Only four members of the class survive, or so they believe. Why, Janie Mae Hopper has collected the obits of all the others, as proof. You can’t believe everything you read in the papers, though, and you shouldn’t necessarily accept the verdicts of 50-year-old murder trials either. These are among the lessons learned by the class of ’33.
Celeste Colson Walker’s comic whodunit isn’t original. Its exposition is unwieldy, and its first act could benefit from a few subtle hints of what’s to come. Still, as a light vehicle for older black actors, it runs like a well-tuned sports car.
The worst feature of the Cambridge Players production is the venue--a church social hall, with the unsatisfactory sight lines and acoustics that one might expect.

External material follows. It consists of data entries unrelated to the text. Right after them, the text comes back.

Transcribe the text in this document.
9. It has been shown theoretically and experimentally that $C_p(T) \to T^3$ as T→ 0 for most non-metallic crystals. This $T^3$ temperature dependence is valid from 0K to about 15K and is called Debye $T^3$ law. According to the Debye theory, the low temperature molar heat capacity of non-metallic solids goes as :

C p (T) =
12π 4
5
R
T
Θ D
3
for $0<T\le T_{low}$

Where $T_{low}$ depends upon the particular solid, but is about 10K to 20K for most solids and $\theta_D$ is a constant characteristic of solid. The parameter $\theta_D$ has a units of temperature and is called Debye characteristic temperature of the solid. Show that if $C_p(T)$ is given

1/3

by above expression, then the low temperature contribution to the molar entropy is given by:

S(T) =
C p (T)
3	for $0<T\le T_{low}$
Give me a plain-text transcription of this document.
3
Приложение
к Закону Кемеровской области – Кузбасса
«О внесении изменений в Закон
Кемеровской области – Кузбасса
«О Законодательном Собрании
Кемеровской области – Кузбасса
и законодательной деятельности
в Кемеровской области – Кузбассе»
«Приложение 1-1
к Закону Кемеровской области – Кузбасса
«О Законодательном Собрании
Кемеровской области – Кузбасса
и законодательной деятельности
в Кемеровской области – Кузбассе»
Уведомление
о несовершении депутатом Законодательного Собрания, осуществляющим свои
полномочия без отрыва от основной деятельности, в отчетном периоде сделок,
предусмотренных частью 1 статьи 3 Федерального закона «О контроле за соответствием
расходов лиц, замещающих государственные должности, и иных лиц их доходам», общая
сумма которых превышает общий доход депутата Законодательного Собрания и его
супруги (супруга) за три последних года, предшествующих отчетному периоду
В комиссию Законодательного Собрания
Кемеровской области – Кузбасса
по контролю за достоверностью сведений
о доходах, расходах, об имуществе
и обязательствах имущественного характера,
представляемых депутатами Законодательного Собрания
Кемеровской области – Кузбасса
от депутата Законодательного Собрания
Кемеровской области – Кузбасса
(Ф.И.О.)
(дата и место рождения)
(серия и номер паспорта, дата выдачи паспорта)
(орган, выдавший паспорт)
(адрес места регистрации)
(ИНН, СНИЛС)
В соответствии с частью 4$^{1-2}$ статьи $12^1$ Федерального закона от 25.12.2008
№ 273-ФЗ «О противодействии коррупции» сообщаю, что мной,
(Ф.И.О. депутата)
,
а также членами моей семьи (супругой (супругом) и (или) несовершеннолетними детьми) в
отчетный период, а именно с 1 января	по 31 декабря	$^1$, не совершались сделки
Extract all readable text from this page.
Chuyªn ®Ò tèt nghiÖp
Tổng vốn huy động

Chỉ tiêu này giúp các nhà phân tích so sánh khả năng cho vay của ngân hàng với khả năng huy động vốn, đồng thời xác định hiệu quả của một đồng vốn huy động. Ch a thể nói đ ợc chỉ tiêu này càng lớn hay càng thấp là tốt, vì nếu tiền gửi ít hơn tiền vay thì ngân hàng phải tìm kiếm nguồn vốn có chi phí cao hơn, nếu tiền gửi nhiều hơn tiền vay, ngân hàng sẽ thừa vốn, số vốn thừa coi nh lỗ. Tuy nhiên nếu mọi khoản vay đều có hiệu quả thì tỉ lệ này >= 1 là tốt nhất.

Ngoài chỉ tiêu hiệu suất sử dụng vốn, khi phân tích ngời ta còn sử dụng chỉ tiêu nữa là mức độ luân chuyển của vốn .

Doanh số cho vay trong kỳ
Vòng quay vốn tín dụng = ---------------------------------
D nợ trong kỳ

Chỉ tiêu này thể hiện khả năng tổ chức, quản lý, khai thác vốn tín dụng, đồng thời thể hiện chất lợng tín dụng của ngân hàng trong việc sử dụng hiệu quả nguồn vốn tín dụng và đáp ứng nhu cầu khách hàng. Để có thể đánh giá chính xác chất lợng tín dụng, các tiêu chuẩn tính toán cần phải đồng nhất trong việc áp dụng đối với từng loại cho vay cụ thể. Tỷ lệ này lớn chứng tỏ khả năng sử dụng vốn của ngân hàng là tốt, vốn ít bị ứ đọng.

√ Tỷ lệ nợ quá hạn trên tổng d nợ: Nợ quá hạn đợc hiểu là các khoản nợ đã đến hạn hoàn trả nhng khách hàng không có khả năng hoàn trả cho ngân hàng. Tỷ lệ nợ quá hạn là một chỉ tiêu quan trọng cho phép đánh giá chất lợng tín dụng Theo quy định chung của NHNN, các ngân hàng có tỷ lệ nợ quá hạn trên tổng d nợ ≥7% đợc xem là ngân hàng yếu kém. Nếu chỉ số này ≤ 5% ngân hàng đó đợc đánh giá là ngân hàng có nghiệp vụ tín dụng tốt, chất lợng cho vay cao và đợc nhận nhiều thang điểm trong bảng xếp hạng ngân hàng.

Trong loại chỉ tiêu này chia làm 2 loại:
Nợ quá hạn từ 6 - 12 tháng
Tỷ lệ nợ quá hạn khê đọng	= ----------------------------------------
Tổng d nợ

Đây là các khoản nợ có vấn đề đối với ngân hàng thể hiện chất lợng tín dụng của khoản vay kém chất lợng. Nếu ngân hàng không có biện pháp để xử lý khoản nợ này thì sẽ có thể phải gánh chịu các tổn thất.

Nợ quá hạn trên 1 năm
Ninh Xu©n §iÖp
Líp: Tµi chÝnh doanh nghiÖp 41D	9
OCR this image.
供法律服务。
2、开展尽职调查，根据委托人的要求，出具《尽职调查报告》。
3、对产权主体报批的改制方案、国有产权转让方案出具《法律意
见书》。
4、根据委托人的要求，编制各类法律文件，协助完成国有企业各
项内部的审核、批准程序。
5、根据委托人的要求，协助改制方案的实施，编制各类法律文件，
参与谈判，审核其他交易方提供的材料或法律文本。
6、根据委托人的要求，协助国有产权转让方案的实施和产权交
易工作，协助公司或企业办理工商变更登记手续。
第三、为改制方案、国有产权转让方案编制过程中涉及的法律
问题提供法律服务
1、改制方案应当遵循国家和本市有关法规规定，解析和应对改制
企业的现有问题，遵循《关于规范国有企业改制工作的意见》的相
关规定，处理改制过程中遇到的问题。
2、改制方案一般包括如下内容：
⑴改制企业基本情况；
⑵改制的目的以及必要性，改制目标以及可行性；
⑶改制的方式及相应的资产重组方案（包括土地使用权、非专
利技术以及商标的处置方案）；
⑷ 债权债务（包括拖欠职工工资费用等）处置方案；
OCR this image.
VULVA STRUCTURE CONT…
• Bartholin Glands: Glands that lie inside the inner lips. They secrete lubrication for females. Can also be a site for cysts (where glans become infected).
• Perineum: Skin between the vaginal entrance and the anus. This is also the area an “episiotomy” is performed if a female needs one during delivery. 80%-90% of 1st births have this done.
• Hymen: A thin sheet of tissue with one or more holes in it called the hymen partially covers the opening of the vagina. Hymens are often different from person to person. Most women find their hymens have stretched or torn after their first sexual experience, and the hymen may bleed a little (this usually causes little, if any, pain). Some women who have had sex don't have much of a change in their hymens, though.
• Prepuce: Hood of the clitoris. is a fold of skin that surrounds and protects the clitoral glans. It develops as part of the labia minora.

However, Edmund Cambridge’s actors respond with broad, house-filling performances that, for the most part, overcome the obstacles of the place.
Pollina (Lynn Hamilton), a blond and buxom nightclub owner from Houston, struts into the party with her fifth husband in tow (Glenn Towery)--a 28-year-old who knows all about security systems. They’re the play’s most amusing twosome.
The two who have remained in Bartersville are the fussy amateur poet, Janie Mae (Carla Louise), and her gossipy cousin (Arnold Johnson). Dapper Perry Roussel (Scott Cunningham) and his young white wife (Pamela Nelson, too much the voice of reason) fly in from the Coast. Then there’s the mysterious A.J. (suave Frank Jenkins).
The costumes, coordinated by Harriet Lott, expertly delineate the different paths taken by the members of the class and their spouses.